Lalu, tahun ini, Marvel melepas Black Panther. Inilah film yang dengan berani menampilkan jagoan berkulit hitam, T’Challa (Chadwick Boseman), Raja Wakanda, sebuah negara fiktif kaya raya di Afrika. Wilayah kekuasan T’Challa dengan berani juga digambarkan sebagai sebuah negara kerajaan yang sangat maju, jauh lebih maju dari negara barat manapun. Di tambah lagi, Karakter-karakter pendukung dalam film ini adalah perempuan dan pria kulit hitam yang kekuatan dan agency serta bebas dari inferiority complex.

Sutradara Black Panther, Ryan Coogler, adalah pria kulit hitam yang lahir di Oakland dan bicara dengan aksen seorang yang lahir di Oakland. Soundtrack Black Panther pun digarap salah satu rapper terdepan saat ini Kendrick Lamar. Yang terakhir, Erick Killmonger (Michael B. Jordan), tokoh antagonis dalam film ini, jauh dari kesan seorang penjahat dari sebuah “hood.” seperti kami, Killmonger juga nyaris frustasi menghadapi pertanyaan tentang identitas dan keselamatan diri mereka. Singkatnya, dalam Black Panther, plot bisa berjalan tanpa kehadiran orang kulit putih.

Iklan

Rasanya tak berlebihan bila kemudian aku bilang kalau anak-anak kulit hitam punya superhero yang bisa mereka banggakan, sebab Black Panther tak jadi keren karena bantuan sosok kulit putih. Black Panther menunjukan segala hal yang hebat dari sesosok superhero juga bisa dicapai secara mandiri oleh kami, kaum afrika-amerika.

Pun, kita bisa melihat betapa spesialnya film ini dari catatan rekor penonton hari pertama Black Panther yang luar biasa, beragam acara pemutaran film ini untuk menggalang dana bagi anak kulit hitam dan ramainya tagar #WhatBlackPatherMeansToMe. Artinya, banyak mendukung pemutaran Black Panther. Terdapat semacam pemahaman bersama dalam sebuah kelompok tertentu bahwa “perjuangan” Black Panther haruslah berhasil dan bahwa perjuangan ini tak akan berkompromi dengan apapun selain merayakan identitas kaum kulit hitam.

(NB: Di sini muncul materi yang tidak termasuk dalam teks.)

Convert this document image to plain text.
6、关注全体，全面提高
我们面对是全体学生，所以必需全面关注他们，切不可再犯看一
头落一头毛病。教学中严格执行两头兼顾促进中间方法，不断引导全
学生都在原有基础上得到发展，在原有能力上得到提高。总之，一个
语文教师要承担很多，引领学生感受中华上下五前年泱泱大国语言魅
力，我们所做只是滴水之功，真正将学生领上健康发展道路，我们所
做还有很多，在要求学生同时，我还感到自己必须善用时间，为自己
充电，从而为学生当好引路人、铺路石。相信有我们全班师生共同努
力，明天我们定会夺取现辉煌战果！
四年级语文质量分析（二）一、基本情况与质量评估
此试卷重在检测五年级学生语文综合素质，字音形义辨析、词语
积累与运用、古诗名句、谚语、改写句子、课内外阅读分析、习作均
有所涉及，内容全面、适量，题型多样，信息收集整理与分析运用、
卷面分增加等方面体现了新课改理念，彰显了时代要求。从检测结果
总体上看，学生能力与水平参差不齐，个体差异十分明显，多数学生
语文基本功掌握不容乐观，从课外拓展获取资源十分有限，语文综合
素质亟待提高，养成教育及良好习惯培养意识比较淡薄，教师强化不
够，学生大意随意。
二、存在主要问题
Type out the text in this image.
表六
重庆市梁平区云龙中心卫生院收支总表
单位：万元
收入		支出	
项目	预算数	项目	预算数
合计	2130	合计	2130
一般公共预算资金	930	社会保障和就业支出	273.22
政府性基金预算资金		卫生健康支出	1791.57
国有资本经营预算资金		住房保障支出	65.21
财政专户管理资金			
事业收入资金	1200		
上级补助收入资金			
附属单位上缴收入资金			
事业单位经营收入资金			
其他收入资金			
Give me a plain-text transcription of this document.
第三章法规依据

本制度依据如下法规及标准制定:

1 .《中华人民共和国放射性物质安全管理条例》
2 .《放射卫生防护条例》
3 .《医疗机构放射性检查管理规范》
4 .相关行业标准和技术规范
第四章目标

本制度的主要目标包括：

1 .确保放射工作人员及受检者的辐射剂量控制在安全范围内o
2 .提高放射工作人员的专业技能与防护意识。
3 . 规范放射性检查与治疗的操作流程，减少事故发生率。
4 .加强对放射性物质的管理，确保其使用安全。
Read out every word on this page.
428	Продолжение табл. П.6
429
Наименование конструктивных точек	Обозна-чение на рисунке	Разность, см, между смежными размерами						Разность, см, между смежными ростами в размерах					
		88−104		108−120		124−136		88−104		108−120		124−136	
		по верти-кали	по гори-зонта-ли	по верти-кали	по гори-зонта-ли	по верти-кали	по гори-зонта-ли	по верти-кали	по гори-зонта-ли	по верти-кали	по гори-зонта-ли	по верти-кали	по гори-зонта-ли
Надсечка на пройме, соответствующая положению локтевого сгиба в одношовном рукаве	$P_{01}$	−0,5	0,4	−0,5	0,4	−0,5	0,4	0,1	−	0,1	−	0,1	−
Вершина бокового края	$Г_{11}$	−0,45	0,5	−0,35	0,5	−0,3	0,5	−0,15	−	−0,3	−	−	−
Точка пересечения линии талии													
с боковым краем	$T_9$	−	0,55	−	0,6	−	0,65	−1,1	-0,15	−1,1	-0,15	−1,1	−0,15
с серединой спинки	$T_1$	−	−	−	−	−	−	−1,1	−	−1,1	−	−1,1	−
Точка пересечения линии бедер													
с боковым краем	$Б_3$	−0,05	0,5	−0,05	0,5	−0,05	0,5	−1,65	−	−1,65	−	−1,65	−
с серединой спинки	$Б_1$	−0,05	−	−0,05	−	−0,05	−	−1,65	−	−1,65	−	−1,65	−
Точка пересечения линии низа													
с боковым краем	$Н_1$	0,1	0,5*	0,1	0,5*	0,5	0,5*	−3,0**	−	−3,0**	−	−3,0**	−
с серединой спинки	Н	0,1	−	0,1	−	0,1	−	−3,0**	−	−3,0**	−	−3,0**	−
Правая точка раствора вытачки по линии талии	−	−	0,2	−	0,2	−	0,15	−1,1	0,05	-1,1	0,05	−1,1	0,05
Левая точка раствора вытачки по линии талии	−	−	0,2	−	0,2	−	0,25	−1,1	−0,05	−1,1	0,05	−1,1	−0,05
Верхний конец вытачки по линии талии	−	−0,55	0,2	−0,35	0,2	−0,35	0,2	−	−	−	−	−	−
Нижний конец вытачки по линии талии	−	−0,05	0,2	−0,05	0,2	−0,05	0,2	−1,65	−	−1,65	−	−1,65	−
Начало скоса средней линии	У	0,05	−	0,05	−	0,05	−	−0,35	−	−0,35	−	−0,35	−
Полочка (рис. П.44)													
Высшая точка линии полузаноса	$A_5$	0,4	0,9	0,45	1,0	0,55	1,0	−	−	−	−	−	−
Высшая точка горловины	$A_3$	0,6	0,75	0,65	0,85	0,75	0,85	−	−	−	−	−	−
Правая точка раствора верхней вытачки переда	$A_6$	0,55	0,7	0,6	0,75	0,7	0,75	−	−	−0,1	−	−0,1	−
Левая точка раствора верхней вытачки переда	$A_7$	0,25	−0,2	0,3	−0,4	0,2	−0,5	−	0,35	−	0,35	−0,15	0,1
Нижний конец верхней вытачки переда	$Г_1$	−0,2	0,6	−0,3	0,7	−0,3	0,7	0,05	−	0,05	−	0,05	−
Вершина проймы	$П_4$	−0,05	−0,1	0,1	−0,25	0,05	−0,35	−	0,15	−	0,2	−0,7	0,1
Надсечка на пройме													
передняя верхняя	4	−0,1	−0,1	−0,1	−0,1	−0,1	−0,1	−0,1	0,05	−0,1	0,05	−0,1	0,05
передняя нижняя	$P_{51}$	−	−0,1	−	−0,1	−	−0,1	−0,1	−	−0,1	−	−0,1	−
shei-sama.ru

Umumnya, lima film terkeren yang dipilih oleh seorang maniak film adalah yang bisa mendobrak garis batas genre baik dari segi narasi dan teknis. Hanya saja, film yang nyantol di hati adalah film yang membuatmu merasakan sesuatu yang tak akan lekang di makan waktu. Begitu aku melangkah keluar dari bioskop setelah menonton Black Panther, setiap orang berkulit hitam yang aku lihat kuanggap bak saudara atau saudariku sendiri. Aku tak lagi menunduk jika beradu pandangan dengan lawan bicaraku, apalagi yang berkulit putih. Yang tersisa di paras wajahku cuma senyum. Selain itu, segala kegeraman dan kebencian kini digantikan rasa bangga, kekuatan baru dan rasa bahagia. Aku merasa seperti baru bangun dari tidur yang lama.

Black Panther menyuguhkan satu kemungkinan yang tak pernah diungkap oleh film-film lainnya, bahwa orang kulit hitam juga bisa digdaya, adiluhung, keren, hebat, tanpa selalu membutuhkan intervensi kaum kulit putih!